Case 5. Visual Question Answering (VQA)

About 580 wordsAbout 2 min

2025-07-16

The VQA operator allows users to define a text prompt and then accept a JSON file where each record provides an image path. The VQA operator sends both the image and the text prompt to the model for inference. In just a few simple steps, you can complete tasks like OCR, visual question answering, image information extraction, and more.

Step 1: Install Dataflow

pip install open-dataflow

Step 2: Create a new dataflow working directory

mkdir run_dataflow
cd run_dataflow

Step 3: Initialize Dataflow

dataflow init

After initialization you will see:

run_dataflow/playground/vqa.py

Step 4: Configure API Key

If you are using the OpenAI API, you need to set an environment variable first:

Linux/Mac:

export DF_API_KEY="sk-xxxxxx"

Windows PowerShell:

$env:DF_API_KEY = "sk-xxxxxx"

Step 5: Prepare Image Path Data

In the project root directory, create a JSON file, for example pic_path.json, with the following format:

[
  {"raw_content": "/absolute/path/to/image1.jpg"},
  {"raw_content": "/absolute/path/to/image2.png"}
]

The operator will read the field name you pass in as the image path to the model. The default field name is raw_content, but you can customize it in the invocation script. Picture must be jpg(jpeg) or png。

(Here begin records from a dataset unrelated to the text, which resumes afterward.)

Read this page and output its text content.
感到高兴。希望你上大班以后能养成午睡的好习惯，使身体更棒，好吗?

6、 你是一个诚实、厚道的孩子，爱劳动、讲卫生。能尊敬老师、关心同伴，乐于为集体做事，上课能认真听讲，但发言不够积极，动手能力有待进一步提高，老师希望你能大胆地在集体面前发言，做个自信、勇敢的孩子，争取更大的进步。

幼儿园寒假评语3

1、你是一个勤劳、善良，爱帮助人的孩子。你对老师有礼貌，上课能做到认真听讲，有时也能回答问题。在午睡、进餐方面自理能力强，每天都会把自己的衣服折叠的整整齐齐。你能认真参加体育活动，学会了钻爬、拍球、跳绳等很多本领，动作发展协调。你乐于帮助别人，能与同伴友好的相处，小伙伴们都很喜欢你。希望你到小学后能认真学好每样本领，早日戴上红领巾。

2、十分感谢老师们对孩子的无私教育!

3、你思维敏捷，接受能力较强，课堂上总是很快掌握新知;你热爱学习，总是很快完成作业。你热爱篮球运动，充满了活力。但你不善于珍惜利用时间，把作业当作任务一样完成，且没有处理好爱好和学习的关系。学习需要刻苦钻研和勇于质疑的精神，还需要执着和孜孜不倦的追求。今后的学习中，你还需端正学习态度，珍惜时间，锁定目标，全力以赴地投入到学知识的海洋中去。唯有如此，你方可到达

Step 6: Modify and Use the VQA Script as Needed

Refer to the example code below:

from dataflow.operators.generate.Vqa.PromptedVQAGenerator import PromptedVQAGenerator
from dataflow.serving.APIVLMServing_openai import APIVLMServing_openai
from dataflow.utils.storage import FileStorage

class Vqa_generator:
    def __init__(self):
        # Custom prompt; can be changed to OCR, information extraction, etc., as needed
        self.prompt = "Describe the image in detail."

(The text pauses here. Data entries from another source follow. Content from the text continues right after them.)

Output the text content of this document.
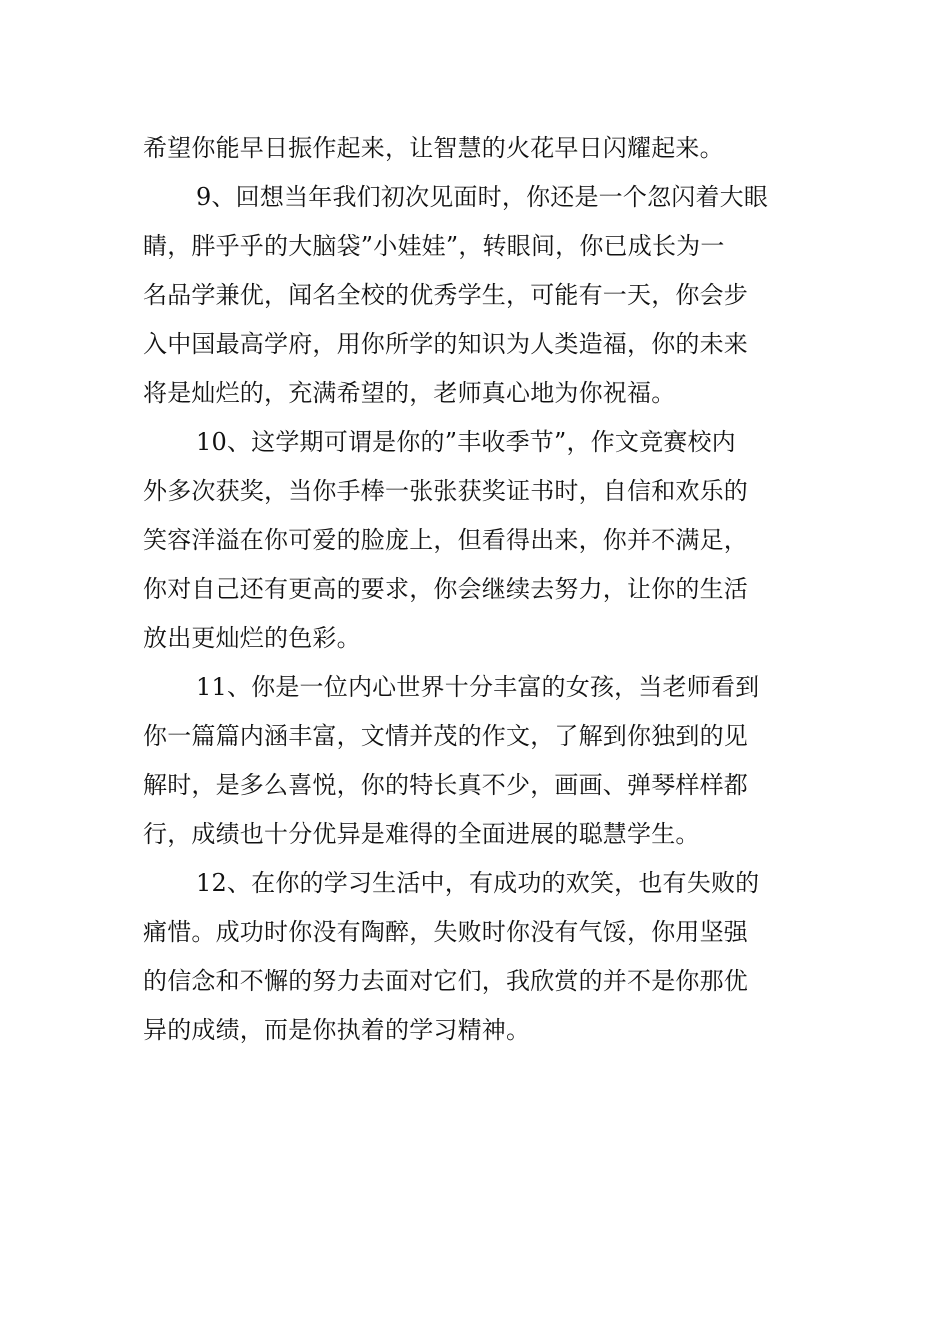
希望你能早日振作起来，让智慧的火花早日闪耀起来。
9、回想当年我们初次见面时，你还是一个忽闪着大眼
睛，胖乎乎的大脑袋”小娃娃”，转眼间，你已成长为一
名品学兼优，闻名全校的优秀学生，可能有一天，你会步
入中国最高学府，用你所学的知识为人类造福，你的未来
将是灿烂的，充满希望的，老师真心地为你祝福。
10、这学期可谓是你的”丰收季节”，作文竞赛校内
外多次获奖，当你手棒一张张获奖证书时，自信和欢乐的
笑容洋溢在你可爱的脸庞上，但看得出来，你并不满足，
你对自己还有更高的要求，你会继续去努力，让你的生活
放出更灿烂的色彩。
11、你是一位内心世界十分丰富的女孩，当老师看到
你一篇篇内涵丰富，文情并茂的作文，了解到你独到的见
解时，是多么喜悦，你的特长真不少，画画、弹琴样样都
行，成绩也十分优异是难得的全面进展的聪慧学生。
12、在你的学习生活中，有成功的欢笑，也有失败的
痛惜。成功时你没有陶醉，失败时你没有气馁，你用坚强
的信念和不懈的努力去面对它们，我欣赏的并不是你那优
异的成绩，而是你执着的学习精神。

        # Specify input file and cache directory
        self.storage = FileStorage(
            first_entry_file_name="pic_path.json",
            cache_path="./cache",
            file_name_prefix="vqa",
            cache_type="json",
        )

        # Call the OpenAI API
        self.llm_serving = APIVLMServing_openai(
            model_name="o4-mini",
            api_url="https://api.openai.com/v1",
            key_name_of_api_key="DF_API_KEY",
        )

        # Build the VQA operator
        self.vqa_generate = PromptedVQAGenerator(
            self.llm_serving,
            self.prompt
        )

    def forward(self):
        self.vqa_generate.run(
            storage=self.storage.step(),
            input_key="raw_content"
        )

if __name__ == "__main__":
    Vqa_generator().forward()

Parameter Notes:

self.prompt: Guides the model for description, Q&A, OCR, etc.
storage.step(): Reads each raw_content entry from pic_path.json in sequence.

The results will be written to files like ./cache/vqa-0.json, vqa-1.json, etc., with the following format:

{
  "raw_content": "/absolute/path/to/image1.jpg",
  "result": "A close-up photo of a red apple on a wooden table."
}

We provide an example file for running this operator at dataflow/example/Vqa/pic_path.json. Just fill in your own API URL and API key to experience the VQA operator in one click.

Operator Logic Description

This operator is implemented based on APIVLMServing_openai in dataflow/serving/APIVLMServing_openai.py, and primarily provides the basic functionality for OpenAI‐style image question answering, with a built‐in concurrent invocation mechanism. Its workflow is as follows:

The server encodes the input image into a Base64 string via the _encode_image_to_base64 method;
The user‐provided text prompt and the aforementioned Base64 image are concatenated into a complete message body according to the model interface specification;
This message body is then passed to the OpenAI‐style model for processing.

Instruction format example:

# fmt : png & jpg
content = [
    {"type": "text",      "text": text_prompt},
    {"type": "image_url", "image_url": {"url": f"data:image/{fmt};base64,{b64}"}}
]

Example Prompts

OCR text recognition:
self.prompt = "Please recognize and output all text present in the image."
Visual question answering:
self.prompt = "What is the person doing in this image?"
Object detection and attribute extraction:
self.prompt = "Extract main objects and their attributes from the image."

Operator source code location:
/dataflow/statics/playground/playground/vqa.py

By customizing the prompt, you can quickly reuse this workflow to accomplish various vision-instruction tasks!